In a memo, according to the testimony, the F.B.I. acknowledged turning to MyHeritage and a broader version of GEDmatch that includes people who have not opted in to law enforcement searches.

The two companies did not respond to messages seeking comment.

Leah Larkin, a genealogist working with Mr. Kohberger’s defense team, testified that investigators discovered a match of 250 centimorgans somewhere on the family tree, a level of comparison that offers much more potential to uncover a final match. Photos showed that investigators had built a family tree on a white board, Ms. Larkin said, with handwritten notes mapping out lines of relatives.

What they found appears to have led to Mr. Kohberger on Dec. 19. Days later, investigators went to his family home in Pennsylvania, where he was staying with his parents during the winter holidays, and collected trash from the home that better connected the crime scene DNA to him.

Mr. Kohberger’s defense team has challenged much of the state’s evidence and sought to undermine the DNA evidence by arguing that the authorities violated his constitutional rights by failing to obtain warrants before searching the DNA data. But a judge in the case has rejected those arguments as the case moves toward trial this summer.

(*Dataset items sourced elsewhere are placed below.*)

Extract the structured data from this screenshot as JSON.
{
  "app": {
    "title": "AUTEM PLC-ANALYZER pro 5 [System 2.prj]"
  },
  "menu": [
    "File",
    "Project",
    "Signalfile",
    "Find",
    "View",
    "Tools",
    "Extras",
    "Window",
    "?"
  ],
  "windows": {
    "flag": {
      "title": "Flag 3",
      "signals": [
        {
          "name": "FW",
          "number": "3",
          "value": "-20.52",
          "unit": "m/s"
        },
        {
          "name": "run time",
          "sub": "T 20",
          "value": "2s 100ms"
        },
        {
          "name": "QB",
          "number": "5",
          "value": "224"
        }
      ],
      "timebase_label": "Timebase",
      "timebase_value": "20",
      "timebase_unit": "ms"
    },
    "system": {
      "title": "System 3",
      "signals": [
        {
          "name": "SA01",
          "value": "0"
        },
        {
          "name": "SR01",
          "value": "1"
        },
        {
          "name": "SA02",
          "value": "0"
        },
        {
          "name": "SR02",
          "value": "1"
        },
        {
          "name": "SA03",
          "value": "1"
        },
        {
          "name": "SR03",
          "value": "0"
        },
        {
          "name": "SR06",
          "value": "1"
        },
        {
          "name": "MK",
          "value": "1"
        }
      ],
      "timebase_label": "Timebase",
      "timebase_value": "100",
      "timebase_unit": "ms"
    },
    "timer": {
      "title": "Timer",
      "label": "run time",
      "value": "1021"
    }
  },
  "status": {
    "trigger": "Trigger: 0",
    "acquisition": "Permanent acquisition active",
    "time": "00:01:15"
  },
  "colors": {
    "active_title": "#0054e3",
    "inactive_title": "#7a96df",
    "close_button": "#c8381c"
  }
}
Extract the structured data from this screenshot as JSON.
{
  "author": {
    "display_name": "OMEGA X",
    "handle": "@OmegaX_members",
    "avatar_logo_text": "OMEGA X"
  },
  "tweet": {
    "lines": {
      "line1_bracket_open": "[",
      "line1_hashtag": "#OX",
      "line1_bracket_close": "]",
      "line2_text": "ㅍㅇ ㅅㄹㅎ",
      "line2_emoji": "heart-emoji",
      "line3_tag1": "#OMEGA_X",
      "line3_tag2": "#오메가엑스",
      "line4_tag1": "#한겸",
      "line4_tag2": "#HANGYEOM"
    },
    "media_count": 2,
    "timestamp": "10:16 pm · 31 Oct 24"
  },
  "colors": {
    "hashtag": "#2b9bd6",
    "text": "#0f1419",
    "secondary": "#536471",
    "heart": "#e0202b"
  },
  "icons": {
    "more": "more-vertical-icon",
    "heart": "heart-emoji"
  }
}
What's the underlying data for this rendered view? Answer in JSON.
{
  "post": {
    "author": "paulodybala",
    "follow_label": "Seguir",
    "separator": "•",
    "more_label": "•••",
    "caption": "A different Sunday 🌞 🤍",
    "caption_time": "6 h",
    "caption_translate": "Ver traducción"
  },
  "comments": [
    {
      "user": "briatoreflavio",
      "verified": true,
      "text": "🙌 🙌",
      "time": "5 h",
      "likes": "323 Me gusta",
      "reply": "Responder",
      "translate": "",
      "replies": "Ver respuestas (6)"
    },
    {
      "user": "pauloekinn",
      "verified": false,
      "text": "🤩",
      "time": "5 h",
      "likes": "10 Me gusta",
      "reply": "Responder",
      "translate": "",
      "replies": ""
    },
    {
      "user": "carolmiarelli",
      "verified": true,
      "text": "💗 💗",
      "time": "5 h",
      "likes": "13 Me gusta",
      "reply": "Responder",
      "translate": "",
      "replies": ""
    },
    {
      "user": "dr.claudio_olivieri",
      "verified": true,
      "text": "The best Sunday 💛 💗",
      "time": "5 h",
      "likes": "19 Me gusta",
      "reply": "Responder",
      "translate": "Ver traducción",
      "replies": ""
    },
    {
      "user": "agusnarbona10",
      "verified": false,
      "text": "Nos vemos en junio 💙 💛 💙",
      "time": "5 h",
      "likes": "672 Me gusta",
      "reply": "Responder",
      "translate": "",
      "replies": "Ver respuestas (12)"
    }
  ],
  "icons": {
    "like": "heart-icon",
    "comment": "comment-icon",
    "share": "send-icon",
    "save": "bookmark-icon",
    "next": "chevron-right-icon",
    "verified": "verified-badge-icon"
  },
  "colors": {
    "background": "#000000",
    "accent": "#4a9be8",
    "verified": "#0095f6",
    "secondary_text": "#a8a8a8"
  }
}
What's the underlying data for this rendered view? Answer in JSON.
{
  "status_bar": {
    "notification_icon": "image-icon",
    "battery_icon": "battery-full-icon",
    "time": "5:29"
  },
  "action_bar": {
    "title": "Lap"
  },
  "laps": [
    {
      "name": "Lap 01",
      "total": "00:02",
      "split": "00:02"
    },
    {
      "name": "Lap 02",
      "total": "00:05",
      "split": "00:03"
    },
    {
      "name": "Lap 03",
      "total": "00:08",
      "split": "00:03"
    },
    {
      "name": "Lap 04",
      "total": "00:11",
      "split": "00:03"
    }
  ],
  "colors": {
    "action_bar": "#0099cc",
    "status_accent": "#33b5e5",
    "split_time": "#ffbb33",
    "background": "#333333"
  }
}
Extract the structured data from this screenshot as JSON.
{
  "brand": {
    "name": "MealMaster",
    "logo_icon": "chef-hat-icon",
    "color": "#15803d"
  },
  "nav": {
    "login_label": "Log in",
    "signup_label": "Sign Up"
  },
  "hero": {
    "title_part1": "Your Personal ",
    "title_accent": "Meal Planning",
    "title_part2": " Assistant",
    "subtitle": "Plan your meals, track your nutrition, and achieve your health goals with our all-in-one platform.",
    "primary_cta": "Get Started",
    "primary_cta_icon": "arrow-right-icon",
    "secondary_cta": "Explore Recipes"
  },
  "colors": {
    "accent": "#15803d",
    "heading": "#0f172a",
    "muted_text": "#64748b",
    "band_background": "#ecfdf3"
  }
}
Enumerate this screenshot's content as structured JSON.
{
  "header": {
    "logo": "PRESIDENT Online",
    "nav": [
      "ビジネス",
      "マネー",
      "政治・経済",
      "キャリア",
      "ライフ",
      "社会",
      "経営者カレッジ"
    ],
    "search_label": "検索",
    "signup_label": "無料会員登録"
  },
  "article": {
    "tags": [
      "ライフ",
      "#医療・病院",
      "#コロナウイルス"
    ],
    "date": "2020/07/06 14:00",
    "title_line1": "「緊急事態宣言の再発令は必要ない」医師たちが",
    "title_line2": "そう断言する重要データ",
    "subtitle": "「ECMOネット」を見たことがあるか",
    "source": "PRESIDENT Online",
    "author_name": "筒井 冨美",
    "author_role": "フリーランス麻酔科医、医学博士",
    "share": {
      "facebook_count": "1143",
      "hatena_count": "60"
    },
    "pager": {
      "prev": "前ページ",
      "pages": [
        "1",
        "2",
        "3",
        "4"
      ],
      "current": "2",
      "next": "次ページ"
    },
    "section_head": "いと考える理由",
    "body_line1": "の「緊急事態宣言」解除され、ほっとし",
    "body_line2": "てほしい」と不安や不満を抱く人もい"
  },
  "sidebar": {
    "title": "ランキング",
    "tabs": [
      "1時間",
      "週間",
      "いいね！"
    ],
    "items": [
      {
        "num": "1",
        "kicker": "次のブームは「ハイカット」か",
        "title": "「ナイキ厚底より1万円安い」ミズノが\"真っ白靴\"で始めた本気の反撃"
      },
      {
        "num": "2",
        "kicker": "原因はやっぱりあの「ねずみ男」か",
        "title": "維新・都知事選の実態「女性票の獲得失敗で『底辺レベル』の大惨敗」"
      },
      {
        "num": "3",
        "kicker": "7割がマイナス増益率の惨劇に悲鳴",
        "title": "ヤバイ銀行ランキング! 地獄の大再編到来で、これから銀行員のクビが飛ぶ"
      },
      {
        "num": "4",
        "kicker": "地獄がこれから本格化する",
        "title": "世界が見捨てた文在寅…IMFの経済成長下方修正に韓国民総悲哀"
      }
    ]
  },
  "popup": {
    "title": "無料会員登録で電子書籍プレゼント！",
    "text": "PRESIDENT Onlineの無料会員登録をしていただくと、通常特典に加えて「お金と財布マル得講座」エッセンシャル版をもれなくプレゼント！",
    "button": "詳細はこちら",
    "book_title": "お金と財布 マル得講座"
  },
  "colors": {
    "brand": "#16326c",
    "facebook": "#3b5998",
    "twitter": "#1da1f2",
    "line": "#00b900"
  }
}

Mr. Kramer, the former F.B.I. lawyer, said that the use of genetic genealogy could prevent other kinds of law enforcement intrusions by helping narrow the scope of an investigation. In the Kohberger case, he noted, a white Hyundai Elantra had been seen driving near the victims’ home, and that kind of evidence could lead detectives to examine the lives of many Elantra drivers who had done nothing wrong.

But Ms. Murphy, the law professor, noted that many people’s DNA could be shed at what might later become the scene of a crime, and that the widening tools had the potential to bring innocent people under extensive scrutiny or false charges, without clear rules.

She says there are growing calls for legislation and legal review to establish mandatory parameters for the use of genetic genealogy.

“If this is a method that we want to use as a society, we should be able to come up with rules we can agree on, then expect people to follow them,” she said.